Как и в первый раз, я очутился в мавританском дворце. Полная луна заливала светом огромное великолепное здание, которое крытой галереей со сводами, украшенными словно кружевной резьбой, примыкало к большой, уцелевшей еще башне. Сам я находился в саду, но был в мавританском одеянии. Как сейчас, вижу я на себе парчовый кафтан вишневого цвета с золотыми разводами и рубиновыми пуговицами, широкий белый шелковый пояс, за который заткнут кинжал с резной ручкой, и висевшую сбоку кривую саблю. Рука моя покоилась на рукоятке оружия, и я слышал, как ножны волочились со скрипом по песку аллеи. Но самым странным было ясно сознаваемое чувство двойственности. Я был одновременно и Ведринским и еще кем-то, чье имя ускользало от меня, но я знал, что это я же. Я медленно прохаживался, вдыхая удушливый запах цветущих апельсинных дерев и роз. Выйдя из тенистой аллеи, я очутился около бассейна, как вдруг до слуха моего донесся чей-то глухой крик. Я обежал водоем, струи которого скрывали от меня дворец, и увидел человека, бегом спускавшегося по ступеням боковой лестницы. Он нес на руках отбивавшуюся женщину, голова которой была окутана покрывалом. Лица ее не было видно, кричать она не могла более, так как несший ее человек закрывал ей рот рукою, а между тем я чувствовал, что похищаемая – моя, ныне покойная невеста, Елена. Что она умерла, – про это я совершенно забыл в ту минуту. Я мигом бросился на похитителя, и между нами завязалась борьба. Такой ярости, такого ожесточения я никогда не испытывал в действительности. Проклятия сыпались вместе с ударами. От всех этих речей у меня сохранилось одно воспоминание, что похититель назывался Абдалла, а меня он звал Гассаном. Женщина воспользовалась нашей борьбой и убежала, причем вуаль с нее спала, и я увидел Елену, или похожую на нее; возможно, что ее наружность изменил бывший на ней мавританский костюм. Впрочем, я не имел времени рассмотреть, потому что Абдалла ожесточенно напал на меня; но я оказался, вероятно, искуснее его. Отскочив назад, я обнажил саблю и нанес ему страшный удар. Голова моего противника, срезанная как спелая дыня, слетела на землю, подскочила и застряла на ступени лестницы. Луна осветила перекошенное судорогой лицо с широко открытыми глазами, смотревшими на меня ужасающим взглядом. И это искаженное лицо было лицом… дона Эвзебио!..

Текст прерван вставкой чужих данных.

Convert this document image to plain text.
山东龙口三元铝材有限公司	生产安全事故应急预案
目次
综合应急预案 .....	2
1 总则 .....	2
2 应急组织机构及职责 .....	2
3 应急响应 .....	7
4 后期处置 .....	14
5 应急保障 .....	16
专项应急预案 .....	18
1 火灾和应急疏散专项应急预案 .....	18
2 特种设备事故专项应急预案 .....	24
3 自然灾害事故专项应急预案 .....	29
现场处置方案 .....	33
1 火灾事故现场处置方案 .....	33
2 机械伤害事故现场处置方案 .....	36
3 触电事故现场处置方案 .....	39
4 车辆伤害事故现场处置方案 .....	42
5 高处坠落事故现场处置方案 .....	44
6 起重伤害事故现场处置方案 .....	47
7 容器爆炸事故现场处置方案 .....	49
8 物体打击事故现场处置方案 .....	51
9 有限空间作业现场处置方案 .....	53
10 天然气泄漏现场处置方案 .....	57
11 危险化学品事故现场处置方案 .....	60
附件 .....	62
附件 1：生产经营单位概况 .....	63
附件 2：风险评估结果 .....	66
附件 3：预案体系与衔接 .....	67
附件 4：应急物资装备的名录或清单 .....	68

Я проснулся, обливаясь холодным потом; но, как и подобает «интеллигентному» человеку и скептику, я не придал никакого значения своему сну, уверив себя, что «вероятно» вчерашний проигрыш, в связи с подозрением против дона Эвзебио, и вызвали этот странный кошмар. Вечером, не внимая доводам рассудка, я отправился к донне Розарите. Игорный стол, как магнит, притягивал меня, но я утешал и извинял себя тем, что было необходимо разоблачить дона Эвзебио. По обыкновению он был моим партнером, и я проиграл порядочно; но в этот раз я зорко наблюдал за ним и поймал его руку, когда он сплутовал. Произошел скандал. Несмотря на очевидность плутни, он отрицал вину; а в публике одни дер жали его сторону, другие мою, и история кончилась вызовом на дуэль со стороны дона Эвзебио, объявившего, что только кровь может смыть нанесенное его чести оскорбление.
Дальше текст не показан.